Réveillon isolado: antes só do que mal aglomerado

Despedir-se de um ano pandêmico na solidão do seu próprio lar pode não ser tão ruim assim

por Paula Brasileiro qui, 31/12/2020 - 17:16
Pixabay Receber o ano novo sozinho em casa pode ser uma boa, sobretudo em tempos de pandemia. Pixabay

No último dia deste insólito ano de 2020, a repórter que vos fala amarga um derradeiro plantão. Sozinha em home office, o silêncio só não é absoluto por conta do barulho que vem das casas ao lado; e o perfume que sobe da cozinha da vizinha de baixo indica que a ceia vai ser farta. Não poderia ser diferente porque, apesar da pandemia que ainda habita lá fora, hoje é dia de festa. 

A pauta para este 31 de dezembro é: pessoas que moram sozinhas e passarão o réveillon em casa. Seria até irônico caso não tivesse sido escolha da própria repórter; houve uma identificação imediata, compreenda.  A busca por personagens que se enquadrassem no perfil começou há dois dias, mas a animação em torno da comemoração pela despedida de 2020 vista nos stories e posts alheios, consultados nesse meio tempo, deram logo o recado: não seria fácil encontrar tais tipos. A não ser pela própria que escreve. Poderia ter feito um diário então, mas fui demovida da ideia para não parecer tão preguiçosa.
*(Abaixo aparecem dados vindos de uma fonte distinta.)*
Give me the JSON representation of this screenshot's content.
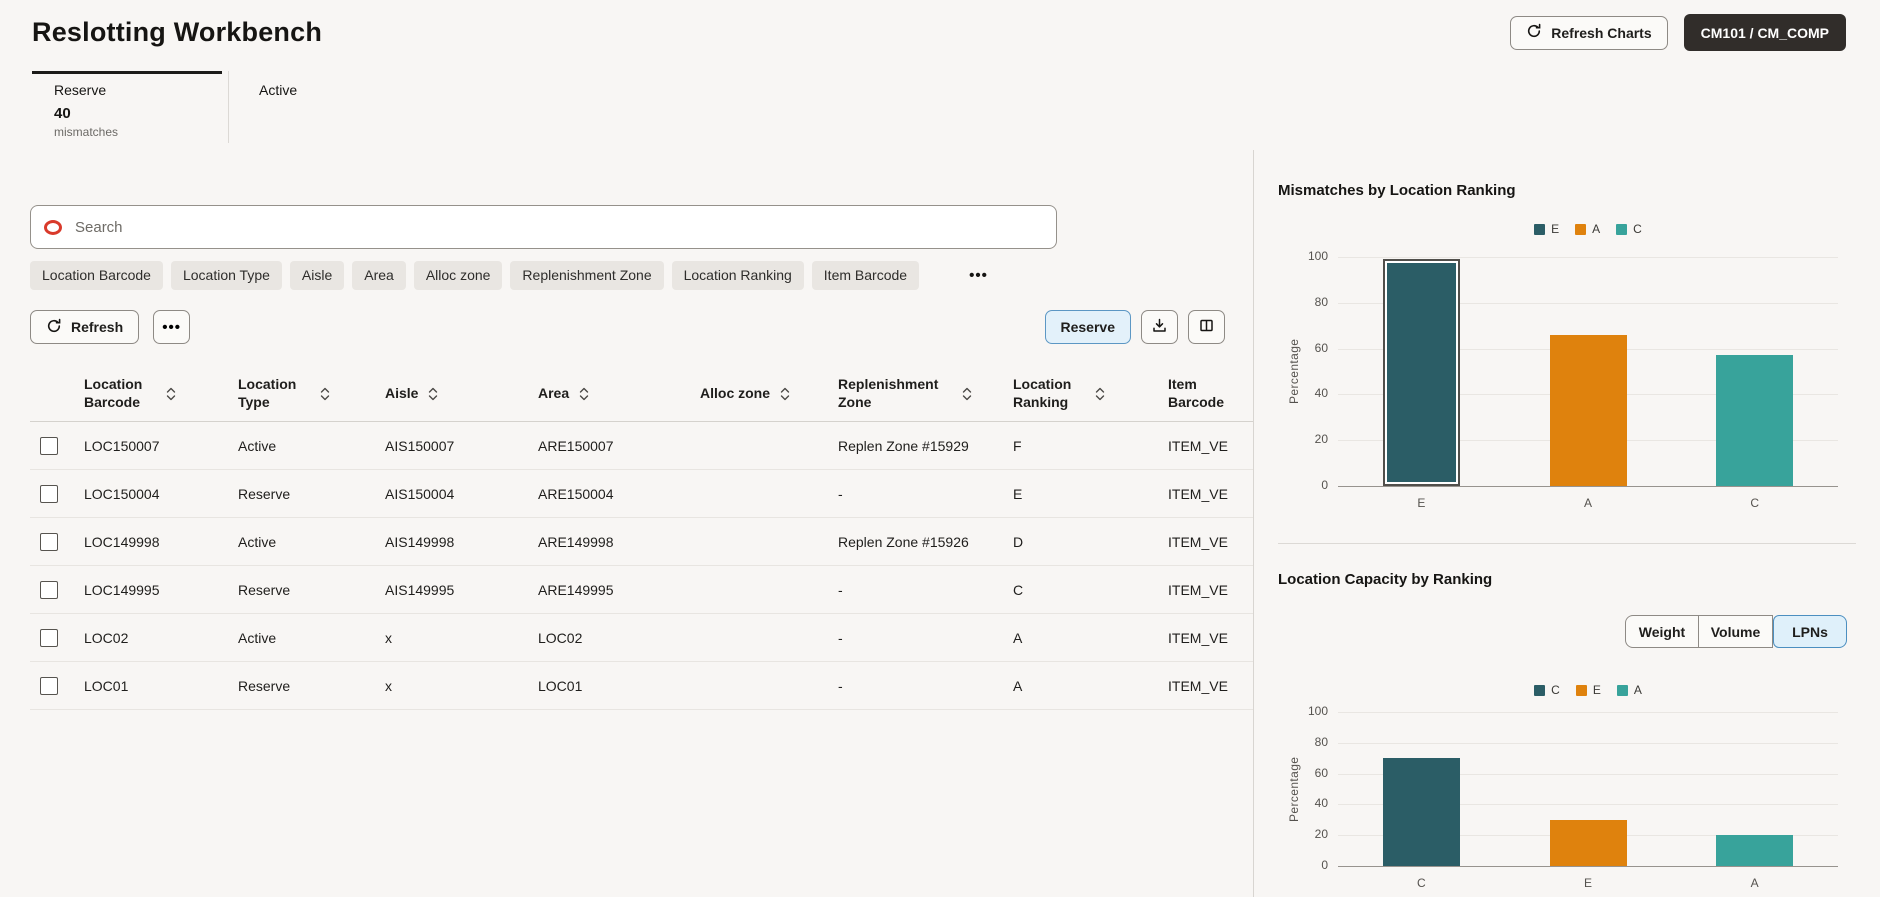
{
  "header": {
    "title": "Reslotting Workbench",
    "refresh_charts_label": "Refresh Charts",
    "facility_label": "CM101 / CM_COMP"
  },
  "tabs": {
    "reserve": {
      "label": "Reserve",
      "count": "40",
      "subtitle": "mismatches"
    },
    "active": {
      "label": "Active"
    }
  },
  "search": {
    "placeholder": "Search",
    "icon": "oracle-red-o",
    "icon_color": "#D93A2B"
  },
  "filters": {
    "chips": [
      "Location Barcode",
      "Location Type",
      "Aisle",
      "Area",
      "Alloc zone",
      "Replenishment Zone",
      "Location Ranking",
      "Item Barcode"
    ],
    "more_label": "•••"
  },
  "toolbar": {
    "refresh_label": "Refresh",
    "more_label": "•••",
    "reserve_label": "Reserve",
    "icons": [
      "refresh-icon",
      "download-icon",
      "columns-icon"
    ]
  },
  "table": {
    "columns": [
      {
        "label": "Location Barcode",
        "sortable": true
      },
      {
        "label": "Location Type",
        "sortable": true
      },
      {
        "label": "Aisle",
        "sortable": true
      },
      {
        "label": "Area",
        "sortable": true
      },
      {
        "label": "Alloc zone",
        "sortable": true
      },
      {
        "label": "Replenishment Zone",
        "sortable": true
      },
      {
        "label": "Location Ranking",
        "sortable": true
      },
      {
        "label": "Item Barcode",
        "sortable": false
      }
    ],
    "rows": [
      [
        "LOC150007",
        "Active",
        "AIS150007",
        "ARE150007",
        "",
        "Replen Zone #15929",
        "F",
        "ITEM_VE"
      ],
      [
        "LOC150004",
        "Reserve",
        "AIS150004",
        "ARE150004",
        "",
        "-",
        "E",
        "ITEM_VE"
      ],
      [
        "LOC149998",
        "Active",
        "AIS149998",
        "ARE149998",
        "",
        "Replen Zone #15926",
        "D",
        "ITEM_VE"
      ],
      [
        "LOC149995",
        "Reserve",
        "AIS149995",
        "ARE149995",
        "",
        "-",
        "C",
        "ITEM_VE"
      ],
      [
        "LOC02",
        "Active",
        "x",
        "LOC02",
        "",
        "-",
        "A",
        "ITEM_VE"
      ],
      [
        "LOC01",
        "Reserve",
        "x",
        "LOC01",
        "",
        "-",
        "A",
        "ITEM_VE"
      ]
    ]
  },
  "chart_data": [
    {
      "type": "bar",
      "title": "Mismatches by Location Ranking",
      "categories": [
        "E",
        "A",
        "C"
      ],
      "values": [
        99,
        66,
        57
      ],
      "bar_colors": [
        "#2B5D66",
        "#DF820D",
        "#38A39B"
      ],
      "selected_bar": "E",
      "legend": [
        "E",
        "A",
        "C"
      ],
      "legend_position": "top",
      "xlabel": "",
      "ylabel": "Percentage",
      "ylim": [
        0,
        100
      ],
      "yticks": [
        0,
        20,
        40,
        60,
        80,
        100
      ],
      "grid": true
    },
    {
      "type": "bar",
      "title": "Location Capacity by Ranking",
      "categories": [
        "C",
        "E",
        "A"
      ],
      "values": [
        70,
        30,
        20
      ],
      "bar_colors": [
        "#2B5D66",
        "#DF820D",
        "#38A39B"
      ],
      "selected_bar": null,
      "legend": [
        "C",
        "E",
        "A"
      ],
      "legend_position": "top",
      "xlabel": "",
      "ylabel": "Percentage",
      "ylim": [
        0,
        100
      ],
      "yticks": [
        0,
        20,
        40,
        60,
        80,
        100
      ],
      "grid": true,
      "toggle": {
        "options": [
          "Weight",
          "Volume",
          "LPNs"
        ],
        "selected": "LPNs"
      }
    }
  ],
  "colors": {
    "page_bg": "#F8F6F4",
    "accent_selected_bg": "#E3F1FA",
    "accent_selected_border": "#5C97C4",
    "dark_button_bg": "#312D2A",
    "oracle_red": "#D93A2B",
    "chart_dark_teal": "#2B5D66",
    "chart_orange": "#DF820D",
    "chart_teal": "#38A39B"
  }
}
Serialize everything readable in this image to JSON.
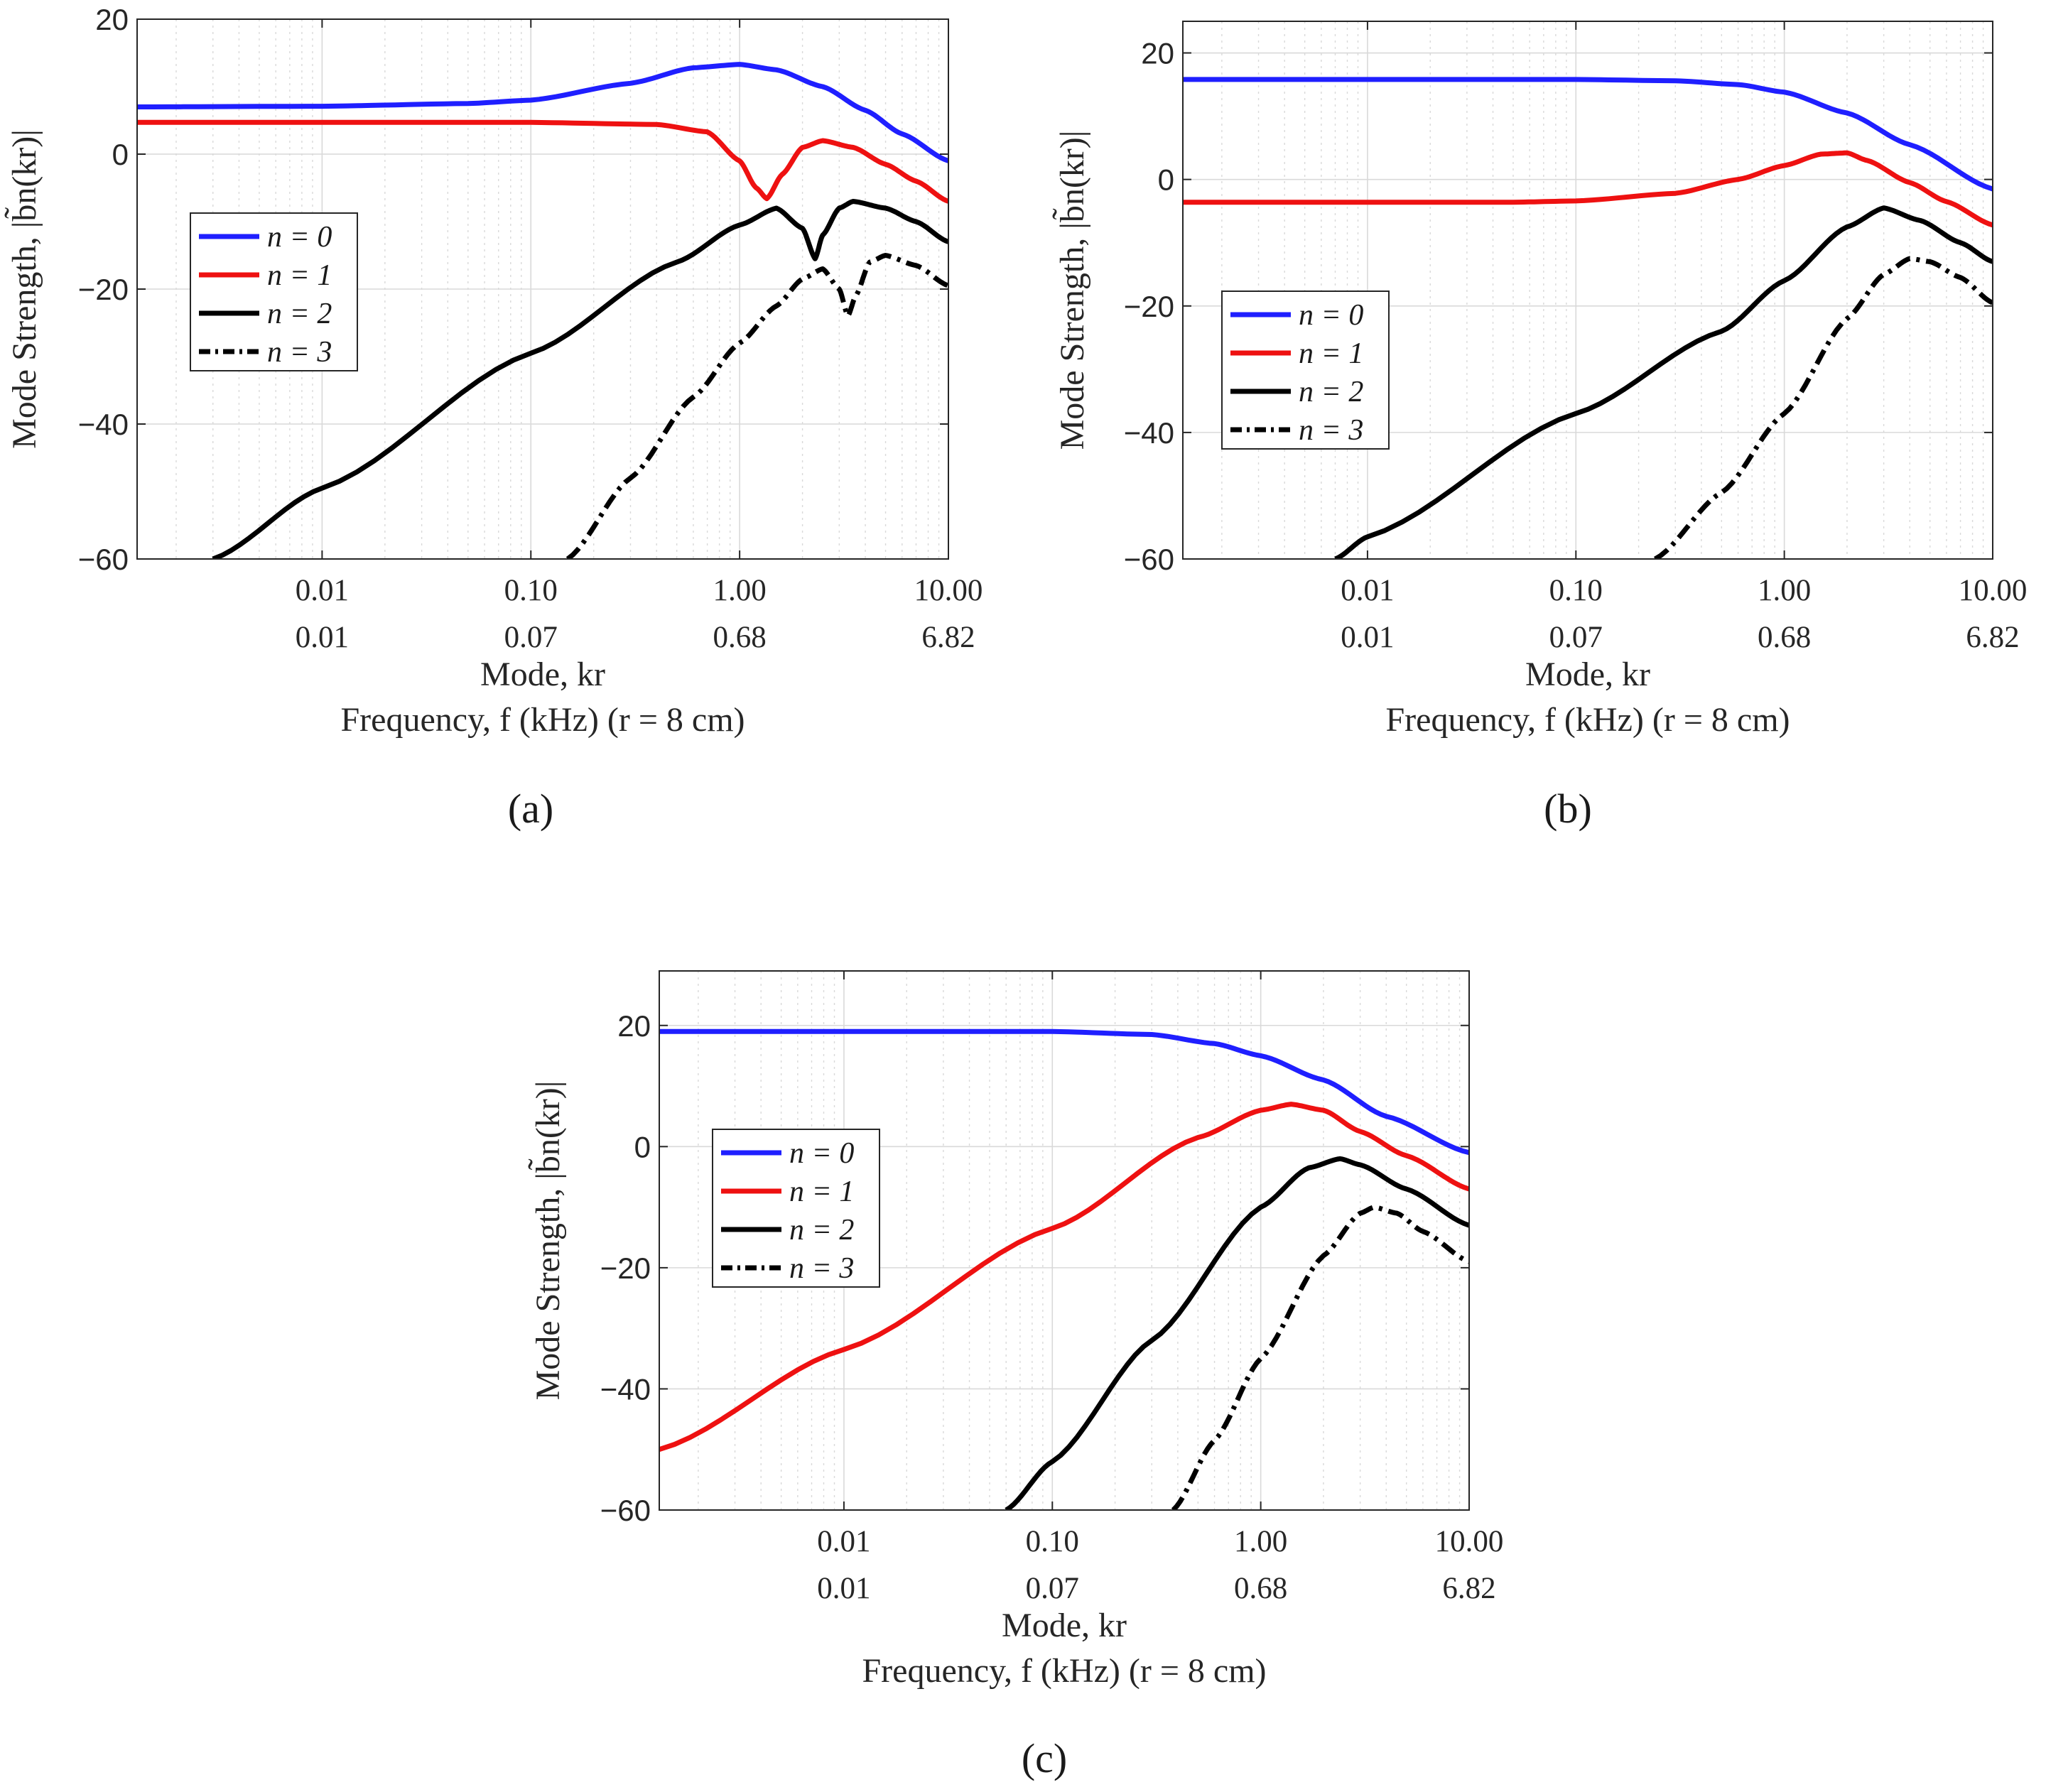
{
  "figure": {
    "panel_labels": [
      "(a)",
      "(b)",
      "(c)"
    ]
  },
  "axes": {
    "ylabel": "Mode Strength, |b̃n(kr)|",
    "xlabel_mode": "Mode, kr",
    "xlabel_freq": "Frequency, f (kHz) (r = 8 cm)",
    "kr_ticks": [
      0.01,
      0.1,
      1,
      10
    ],
    "kr_tick_labels": [
      "0.01",
      "0.10",
      "1.00",
      "10.00"
    ],
    "freq_tick_labels": [
      "0.01",
      "0.07",
      "0.68",
      "6.82"
    ]
  },
  "legend": {
    "entries": [
      "n = 0",
      "n = 1",
      "n = 2",
      "n = 3"
    ]
  },
  "colors": {
    "n0": "#1f1fff",
    "n1": "#ee1111",
    "n2": "#000000",
    "n3": "#000000"
  },
  "chart_data": [
    {
      "type": "line",
      "panel": "(a)",
      "title": "",
      "xscale": "log",
      "xlim": [
        0.0013,
        10
      ],
      "ylim": [
        -60,
        20
      ],
      "y_ticks": [
        -60,
        -40,
        -20,
        0,
        20
      ],
      "y_tick_labels": [
        "−60",
        "−40",
        "−20",
        "0",
        "20"
      ],
      "xlabel": "Mode, kr",
      "xlabel2": "Frequency, f (kHz) (r = 8 cm)",
      "ylabel": "Mode Strength, |b̃n(kr)|",
      "legend_position": "middle-left",
      "series": [
        {
          "name": "n = 0",
          "style": "solid",
          "x": [
            0.0013,
            0.01,
            0.05,
            0.1,
            0.3,
            0.6,
            1.0,
            1.5,
            2.5,
            4,
            6,
            10
          ],
          "y": [
            7,
            7.1,
            7.5,
            8,
            10.5,
            12.8,
            13.3,
            12.5,
            10,
            6.5,
            3,
            -1
          ]
        },
        {
          "name": "n = 1",
          "style": "solid",
          "x": [
            0.0013,
            0.01,
            0.1,
            0.4,
            0.7,
            1.0,
            1.2,
            1.35,
            1.6,
            2.0,
            2.5,
            3.5,
            5,
            7,
            10
          ],
          "y": [
            4.7,
            4.7,
            4.7,
            4.4,
            3.3,
            -1,
            -5,
            -6.6,
            -3,
            1,
            2,
            1,
            -1.5,
            -4,
            -7
          ]
        },
        {
          "name": "n = 2",
          "style": "solid",
          "x": [
            0.003,
            0.01,
            0.1,
            0.5,
            1.0,
            1.5,
            2.0,
            2.3,
            2.5,
            3.0,
            3.5,
            5,
            7,
            10
          ],
          "y": [
            -60,
            -49.5,
            -29.5,
            -16,
            -10.5,
            -8,
            -11,
            -15.5,
            -12,
            -8,
            -7,
            -8,
            -10,
            -13
          ]
        },
        {
          "name": "n = 3",
          "style": "dashdot",
          "x": [
            0.15,
            0.3,
            0.6,
            1.0,
            1.5,
            2.0,
            2.5,
            3.0,
            3.3,
            3.6,
            4.2,
            5,
            7,
            10
          ],
          "y": [
            -60,
            -48,
            -36,
            -28,
            -22.5,
            -18.5,
            -17,
            -20,
            -24,
            -21,
            -16,
            -15,
            -16.5,
            -19.5
          ]
        }
      ]
    },
    {
      "type": "line",
      "panel": "(b)",
      "title": "",
      "xscale": "log",
      "xlim": [
        0.0013,
        10
      ],
      "ylim": [
        -60,
        25
      ],
      "y_ticks": [
        -60,
        -40,
        -20,
        0,
        20
      ],
      "y_tick_labels": [
        "−60",
        "−40",
        "−20",
        "0",
        "20"
      ],
      "xlabel": "Mode, kr",
      "xlabel2": "Frequency, f (kHz) (r = 8 cm)",
      "ylabel": "Mode Strength, |b̃n(kr)|",
      "legend_position": "middle-left",
      "series": [
        {
          "name": "n = 0",
          "style": "solid",
          "x": [
            0.0013,
            0.1,
            0.3,
            0.6,
            1.0,
            2.0,
            4.0,
            10
          ],
          "y": [
            15.8,
            15.8,
            15.6,
            15,
            13.8,
            10.5,
            5.5,
            -1.5
          ]
        },
        {
          "name": "n = 1",
          "style": "solid",
          "x": [
            0.0013,
            0.05,
            0.1,
            0.3,
            0.6,
            1.0,
            1.5,
            2.0,
            2.5,
            4.0,
            6.0,
            10
          ],
          "y": [
            -3.6,
            -3.6,
            -3.4,
            -2.2,
            0,
            2.2,
            4,
            4.2,
            3,
            -0.5,
            -3.5,
            -7.2
          ]
        },
        {
          "name": "n = 2",
          "style": "solid",
          "x": [
            0.007,
            0.01,
            0.1,
            0.5,
            1.0,
            2.0,
            3.0,
            4.5,
            7.0,
            10
          ],
          "y": [
            -60,
            -56.5,
            -37,
            -24,
            -16,
            -7.5,
            -4.5,
            -6.5,
            -10,
            -13
          ]
        },
        {
          "name": "n = 3",
          "style": "dashdot",
          "x": [
            0.24,
            0.5,
            1.0,
            2.0,
            3.0,
            4.0,
            5.0,
            7.0,
            10
          ],
          "y": [
            -60,
            -49.5,
            -37,
            -22,
            -15,
            -12.5,
            -13,
            -15.5,
            -19.5
          ]
        }
      ]
    },
    {
      "type": "line",
      "panel": "(c)",
      "title": "",
      "xscale": "log",
      "xlim": [
        0.0013,
        10
      ],
      "ylim": [
        -60,
        29
      ],
      "y_ticks": [
        -60,
        -40,
        -20,
        0,
        20
      ],
      "y_tick_labels": [
        "−60",
        "−40",
        "−20",
        "0",
        "20"
      ],
      "xlabel": "Mode, kr",
      "xlabel2": "Frequency, f (kHz) (r = 8 cm)",
      "ylabel": "Mode Strength, |b̃n(kr)|",
      "legend_position": "middle-left",
      "series": [
        {
          "name": "n = 0",
          "style": "solid",
          "x": [
            0.0013,
            0.1,
            0.3,
            0.6,
            1.0,
            2.0,
            4.0,
            10
          ],
          "y": [
            19,
            19,
            18.5,
            17,
            15,
            11,
            5,
            -1
          ]
        },
        {
          "name": "n = 1",
          "style": "solid",
          "x": [
            0.0013,
            0.01,
            0.1,
            0.5,
            1.0,
            1.4,
            2.0,
            3.0,
            5.0,
            10
          ],
          "y": [
            -50,
            -33.5,
            -13.5,
            1.5,
            6,
            7,
            6,
            2.5,
            -1.5,
            -7
          ]
        },
        {
          "name": "n = 2",
          "style": "solid",
          "x": [
            0.06,
            0.1,
            0.3,
            1.0,
            1.7,
            2.4,
            3.0,
            5.0,
            10
          ],
          "y": [
            -60,
            -52,
            -32,
            -10,
            -3.5,
            -2,
            -3,
            -7,
            -13
          ]
        },
        {
          "name": "n = 3",
          "style": "dashdot",
          "x": [
            0.38,
            0.6,
            1.0,
            2.0,
            3.0,
            3.5,
            4.5,
            6.0,
            10
          ],
          "y": [
            -60,
            -48.5,
            -35,
            -18,
            -11,
            -10,
            -11,
            -14,
            -19
          ]
        }
      ]
    }
  ]
}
Após os últimos nove meses de confinamento, distanciamento social e quarentena - com um tenebroso lockdown no meio do percurso - quem iria querer ficar preso em casa, sozinho, em pleno réveillon?; me pergunto. Os mais de 190 mil mortos no país pela Covid-19 deveriam ser motivo suficiente para querer continuar em isolamento, mas as pessoas andam cansadas do esforço, é o que se ouve por aí. E o último dia de um ano é aquele que costuma ser repleto de esperança, planos e alegria, como se arrancar a última folhinha do calendário fosse garantia de que os próximos 12meses serão incríveis. 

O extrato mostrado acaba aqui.